问题
Consider the following
var a = {foo: "bar"};
Equivalent to
var a = {};
a.foo = "bar";
Equivalent to
var a = {};
a['foo'] = "bar";
Equivalent to
var a = {}
var b = "foo";
a[b] = "bar";
Is it possible to do something like
var b = "foo";
var a = { [b]: "bar" };
Such that the result would be
// => {foo: "bar"}
Acceptable solutions are in JavaScript or CoffeeScript
回答1:
No.
There is no way to do it using object literal notation.

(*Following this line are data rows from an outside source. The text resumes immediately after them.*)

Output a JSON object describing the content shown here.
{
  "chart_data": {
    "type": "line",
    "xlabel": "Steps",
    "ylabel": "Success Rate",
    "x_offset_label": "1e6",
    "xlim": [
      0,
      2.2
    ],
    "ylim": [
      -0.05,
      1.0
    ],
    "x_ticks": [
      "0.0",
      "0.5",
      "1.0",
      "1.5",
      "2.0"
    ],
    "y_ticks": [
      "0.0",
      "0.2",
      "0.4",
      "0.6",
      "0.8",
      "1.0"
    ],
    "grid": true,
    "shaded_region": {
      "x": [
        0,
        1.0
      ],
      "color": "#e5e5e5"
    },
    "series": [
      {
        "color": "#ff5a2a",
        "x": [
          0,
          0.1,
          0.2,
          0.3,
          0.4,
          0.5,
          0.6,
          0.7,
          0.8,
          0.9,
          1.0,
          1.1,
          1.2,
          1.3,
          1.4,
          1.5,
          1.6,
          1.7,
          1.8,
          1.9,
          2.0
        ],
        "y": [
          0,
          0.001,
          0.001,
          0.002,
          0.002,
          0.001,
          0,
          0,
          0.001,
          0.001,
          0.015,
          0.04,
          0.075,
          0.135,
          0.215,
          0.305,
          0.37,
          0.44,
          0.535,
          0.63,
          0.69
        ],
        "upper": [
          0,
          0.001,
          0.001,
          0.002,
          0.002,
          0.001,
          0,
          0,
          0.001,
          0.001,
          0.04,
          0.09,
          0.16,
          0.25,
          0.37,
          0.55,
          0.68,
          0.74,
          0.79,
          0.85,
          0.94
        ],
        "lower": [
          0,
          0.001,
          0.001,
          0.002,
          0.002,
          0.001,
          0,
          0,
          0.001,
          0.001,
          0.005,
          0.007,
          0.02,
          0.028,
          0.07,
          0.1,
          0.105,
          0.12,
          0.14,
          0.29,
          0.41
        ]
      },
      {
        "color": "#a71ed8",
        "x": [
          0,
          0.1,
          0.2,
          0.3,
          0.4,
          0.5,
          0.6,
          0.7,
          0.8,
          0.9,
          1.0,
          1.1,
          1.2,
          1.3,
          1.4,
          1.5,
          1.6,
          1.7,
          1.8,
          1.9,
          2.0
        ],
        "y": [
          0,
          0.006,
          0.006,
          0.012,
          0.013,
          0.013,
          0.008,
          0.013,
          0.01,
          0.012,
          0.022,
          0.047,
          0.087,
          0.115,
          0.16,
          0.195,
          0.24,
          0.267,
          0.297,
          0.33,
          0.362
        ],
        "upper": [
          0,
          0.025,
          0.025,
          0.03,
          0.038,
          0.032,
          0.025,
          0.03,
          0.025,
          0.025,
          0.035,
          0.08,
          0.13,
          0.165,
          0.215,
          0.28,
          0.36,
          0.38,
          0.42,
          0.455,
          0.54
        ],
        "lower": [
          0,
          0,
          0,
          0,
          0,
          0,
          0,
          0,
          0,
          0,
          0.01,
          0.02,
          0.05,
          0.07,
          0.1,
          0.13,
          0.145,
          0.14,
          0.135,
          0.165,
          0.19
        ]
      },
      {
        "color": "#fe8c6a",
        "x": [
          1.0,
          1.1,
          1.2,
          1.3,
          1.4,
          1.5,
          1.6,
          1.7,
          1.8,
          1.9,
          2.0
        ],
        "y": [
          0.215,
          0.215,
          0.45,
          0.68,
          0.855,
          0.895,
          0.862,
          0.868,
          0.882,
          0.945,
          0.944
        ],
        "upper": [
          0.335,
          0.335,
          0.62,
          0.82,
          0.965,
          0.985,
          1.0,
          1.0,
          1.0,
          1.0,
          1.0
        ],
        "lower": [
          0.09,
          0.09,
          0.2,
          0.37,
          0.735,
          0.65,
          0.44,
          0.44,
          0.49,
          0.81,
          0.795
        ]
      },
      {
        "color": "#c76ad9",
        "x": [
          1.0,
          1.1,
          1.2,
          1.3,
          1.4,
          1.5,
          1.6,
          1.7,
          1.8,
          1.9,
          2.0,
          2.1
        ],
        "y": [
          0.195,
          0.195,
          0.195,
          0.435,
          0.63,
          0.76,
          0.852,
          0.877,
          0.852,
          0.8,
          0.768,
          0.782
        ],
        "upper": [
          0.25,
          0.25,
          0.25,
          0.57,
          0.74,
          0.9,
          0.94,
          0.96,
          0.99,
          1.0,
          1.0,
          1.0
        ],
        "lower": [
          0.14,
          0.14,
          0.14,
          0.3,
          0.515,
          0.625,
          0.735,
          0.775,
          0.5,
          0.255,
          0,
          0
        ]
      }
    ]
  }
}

UPDATE: According to the ECMAScript standard 6.0 you are now able to do the following:
var b = 'foo';
var a = { [b]: 'bar' };
console.log( a.foo ); // "bar"
However, this solution won't work in old browsers, which do not support ES6.
回答2:
ES6 supports computed properties.
// code from my original question now works in ES6 !
let b = "foo";
let a = { [b]: "bar" };
a.foo; //=> "bar"
Any expression can be used within the []
to define the property name
let a = {
[(xs => xs.join(''))(['f','o','o'])]: 'bar'
};
a.foo; //=> "bar"
If you need to rely on this behavior in an ES5 world, you can lean on the very capable babel.js to transpile your ES6 code to ES5-compatible code.
回答3:
JSON parse allows you to convert a JSON string into an object:
JSON.parse('{"'+dynamicProperty+'":"bar"}');
This is not exactly an object litteral, but if your objective is to enter your property name as a variable it works.
回答4:
As others have said, no, there's currently no syntax for interpolated key strings in object literals in CoffeeScript; but it seems at some point this feature existed! In these GitHub issues there's some discussion about it: #786 and #1731.
It's implemented in Coco and LiveScript as:
b = 'foo'
a = {"#{b}": 'baz'}
# Or..
a = {(b): 'bar'}
回答5:
As of CoffeeScript version 1.9.1 this works:
b = "foo"
a = "#{b}": "bar"
It compiles to:
var a, b, obj;
b = "foo";
a = (
obj = {},
obj["" + b] = "bar",
obj
);
Try it.
回答6:
JavaScript
var a, b;
(a = {})[b = 'foo'] = 'bar';
CoffeeScript
(a = {})[b = 'foo'] = 'bar'
回答7:
To answer your question, this is the only way that I know of. It uses eval
. But beware, eval
is evil!
var b = "foo";
var a = eval('({ ' + b + ': ' + '"bar"' + ' })');
This is an ugly solution. To play it safe you should not rely on this. Don't use it!